Macrophage functional maturation and cytokine production are impaired in C/EBP epsilon-deficient mice.

Members of the CCAAT/enhancer-binding protein (C/EBP) family are involved in the regulation of cellular differentiation and function of many tissues. Unlike the other members of the family, C/EBP epsilon expression is restricted to granulocytes, macrophages, and lymphocytes. C/EBP epsilon is highly conserved between human and rodents and is essential for terminal granulopoiesis in both species. To study the role that C/EBP epsilon plays in macrophages, wild-type and C/EBP epsilon-deficient (-/-) murine macrophages obtained from thioglycollate-elicited peritoneal lavages and differentiated bone marrow cells were compared.

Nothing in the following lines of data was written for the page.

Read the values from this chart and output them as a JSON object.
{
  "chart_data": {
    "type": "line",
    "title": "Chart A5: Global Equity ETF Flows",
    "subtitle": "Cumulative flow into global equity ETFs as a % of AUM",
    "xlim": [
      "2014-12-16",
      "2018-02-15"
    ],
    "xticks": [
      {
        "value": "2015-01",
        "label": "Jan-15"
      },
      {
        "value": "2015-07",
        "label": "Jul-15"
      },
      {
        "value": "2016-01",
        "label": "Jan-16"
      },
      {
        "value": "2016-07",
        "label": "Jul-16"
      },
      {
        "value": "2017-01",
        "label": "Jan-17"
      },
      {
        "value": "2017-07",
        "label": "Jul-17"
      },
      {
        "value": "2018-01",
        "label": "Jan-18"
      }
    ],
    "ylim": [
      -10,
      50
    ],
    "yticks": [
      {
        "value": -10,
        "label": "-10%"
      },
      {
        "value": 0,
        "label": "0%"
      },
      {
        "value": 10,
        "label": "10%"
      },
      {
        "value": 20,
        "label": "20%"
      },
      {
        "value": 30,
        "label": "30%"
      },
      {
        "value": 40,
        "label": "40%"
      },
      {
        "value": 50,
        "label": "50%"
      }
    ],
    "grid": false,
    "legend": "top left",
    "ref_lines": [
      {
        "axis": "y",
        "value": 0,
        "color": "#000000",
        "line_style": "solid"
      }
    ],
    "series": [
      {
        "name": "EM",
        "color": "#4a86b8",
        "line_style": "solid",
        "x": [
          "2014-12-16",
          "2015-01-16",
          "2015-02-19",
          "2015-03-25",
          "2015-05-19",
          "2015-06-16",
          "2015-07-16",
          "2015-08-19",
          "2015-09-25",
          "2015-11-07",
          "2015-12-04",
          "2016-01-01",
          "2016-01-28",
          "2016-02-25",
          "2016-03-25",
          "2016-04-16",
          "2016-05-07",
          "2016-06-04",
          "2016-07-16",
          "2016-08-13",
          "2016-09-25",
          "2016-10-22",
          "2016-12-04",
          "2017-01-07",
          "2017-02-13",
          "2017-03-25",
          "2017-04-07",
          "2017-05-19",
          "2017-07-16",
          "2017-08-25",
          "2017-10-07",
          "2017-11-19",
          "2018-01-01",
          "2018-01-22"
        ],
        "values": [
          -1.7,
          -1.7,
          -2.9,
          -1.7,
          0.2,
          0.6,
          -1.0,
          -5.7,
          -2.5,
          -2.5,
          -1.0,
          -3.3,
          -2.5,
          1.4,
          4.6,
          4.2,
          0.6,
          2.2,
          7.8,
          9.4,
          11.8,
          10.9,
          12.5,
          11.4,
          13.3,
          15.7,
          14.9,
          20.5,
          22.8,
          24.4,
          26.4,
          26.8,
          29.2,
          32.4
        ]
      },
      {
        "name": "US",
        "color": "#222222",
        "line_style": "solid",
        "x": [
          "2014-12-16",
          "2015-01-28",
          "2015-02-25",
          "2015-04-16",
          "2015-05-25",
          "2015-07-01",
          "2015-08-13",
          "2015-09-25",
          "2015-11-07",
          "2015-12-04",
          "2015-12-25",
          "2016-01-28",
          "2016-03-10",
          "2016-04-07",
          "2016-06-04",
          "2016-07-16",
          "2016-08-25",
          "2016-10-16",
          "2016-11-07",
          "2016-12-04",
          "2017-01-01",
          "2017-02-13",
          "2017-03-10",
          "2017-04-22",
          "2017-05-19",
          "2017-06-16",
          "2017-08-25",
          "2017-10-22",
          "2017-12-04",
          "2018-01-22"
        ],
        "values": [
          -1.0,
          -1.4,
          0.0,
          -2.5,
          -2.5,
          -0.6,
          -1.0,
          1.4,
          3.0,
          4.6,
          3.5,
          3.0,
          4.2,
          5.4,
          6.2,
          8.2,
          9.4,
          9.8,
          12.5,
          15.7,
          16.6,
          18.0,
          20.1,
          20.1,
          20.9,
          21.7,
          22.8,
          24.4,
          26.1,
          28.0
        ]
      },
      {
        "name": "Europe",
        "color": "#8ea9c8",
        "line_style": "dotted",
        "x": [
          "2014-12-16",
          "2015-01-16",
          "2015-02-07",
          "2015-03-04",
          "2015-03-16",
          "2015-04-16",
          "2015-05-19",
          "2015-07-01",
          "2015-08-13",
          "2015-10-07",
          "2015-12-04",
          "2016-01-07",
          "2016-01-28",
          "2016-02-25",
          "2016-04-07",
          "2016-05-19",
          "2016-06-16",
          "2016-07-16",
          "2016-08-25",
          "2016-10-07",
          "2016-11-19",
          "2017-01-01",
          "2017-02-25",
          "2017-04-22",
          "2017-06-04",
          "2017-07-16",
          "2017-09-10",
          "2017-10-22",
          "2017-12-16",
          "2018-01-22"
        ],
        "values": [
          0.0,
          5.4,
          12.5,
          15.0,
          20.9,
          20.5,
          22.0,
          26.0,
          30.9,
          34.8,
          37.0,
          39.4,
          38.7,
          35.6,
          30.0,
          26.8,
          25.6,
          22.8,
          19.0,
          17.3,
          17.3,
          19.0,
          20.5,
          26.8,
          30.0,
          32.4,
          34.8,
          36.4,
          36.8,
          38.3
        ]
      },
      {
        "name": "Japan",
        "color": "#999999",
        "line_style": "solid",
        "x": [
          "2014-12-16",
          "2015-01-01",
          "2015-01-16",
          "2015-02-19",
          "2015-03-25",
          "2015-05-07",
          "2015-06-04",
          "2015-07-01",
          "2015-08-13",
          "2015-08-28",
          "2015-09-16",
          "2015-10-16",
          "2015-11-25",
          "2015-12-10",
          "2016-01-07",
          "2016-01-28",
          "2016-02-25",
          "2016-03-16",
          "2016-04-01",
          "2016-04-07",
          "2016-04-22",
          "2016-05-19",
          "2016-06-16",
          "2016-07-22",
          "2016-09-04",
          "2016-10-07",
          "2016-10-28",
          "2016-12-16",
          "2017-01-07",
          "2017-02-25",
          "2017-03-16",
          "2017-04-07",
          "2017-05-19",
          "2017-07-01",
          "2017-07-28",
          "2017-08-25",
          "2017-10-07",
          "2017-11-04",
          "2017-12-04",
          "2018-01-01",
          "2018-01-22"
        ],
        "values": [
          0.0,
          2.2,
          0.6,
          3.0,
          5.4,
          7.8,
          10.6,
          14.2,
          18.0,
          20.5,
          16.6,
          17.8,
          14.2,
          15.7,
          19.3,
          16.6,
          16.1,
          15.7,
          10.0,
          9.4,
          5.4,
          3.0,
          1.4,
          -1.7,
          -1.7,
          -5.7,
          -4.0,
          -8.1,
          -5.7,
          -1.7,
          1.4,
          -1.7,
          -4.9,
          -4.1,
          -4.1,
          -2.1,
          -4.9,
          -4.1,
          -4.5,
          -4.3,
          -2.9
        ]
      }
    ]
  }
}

Although macrophage development occurred in both types of mice, the C/EBP epsilon -/- cells had a lower expression of macrophage markers and a morphologic and ultrastructural appearance of immaturity. Phagocytic function, measured by calculating the percentage of internalized opsonized fluorescein isothiocyanate (FITC)-labeled yeast, was significantly impaired in the C/EBP epsilon -/- macrophages compared with their wild-type counterparts. Furthermore, the differential expression of 26 macrophage-specific genes between wild-type and C/EBP-/- mice was analyzed. A subset of genes involved in differentiation, immune, and inflammatory responses was found down-regulated in the C/EBP-/- macrophages. Taken together, this study implicates the C/EBP epsilon gene as an important transcription factor required for normal function and development of macrophages.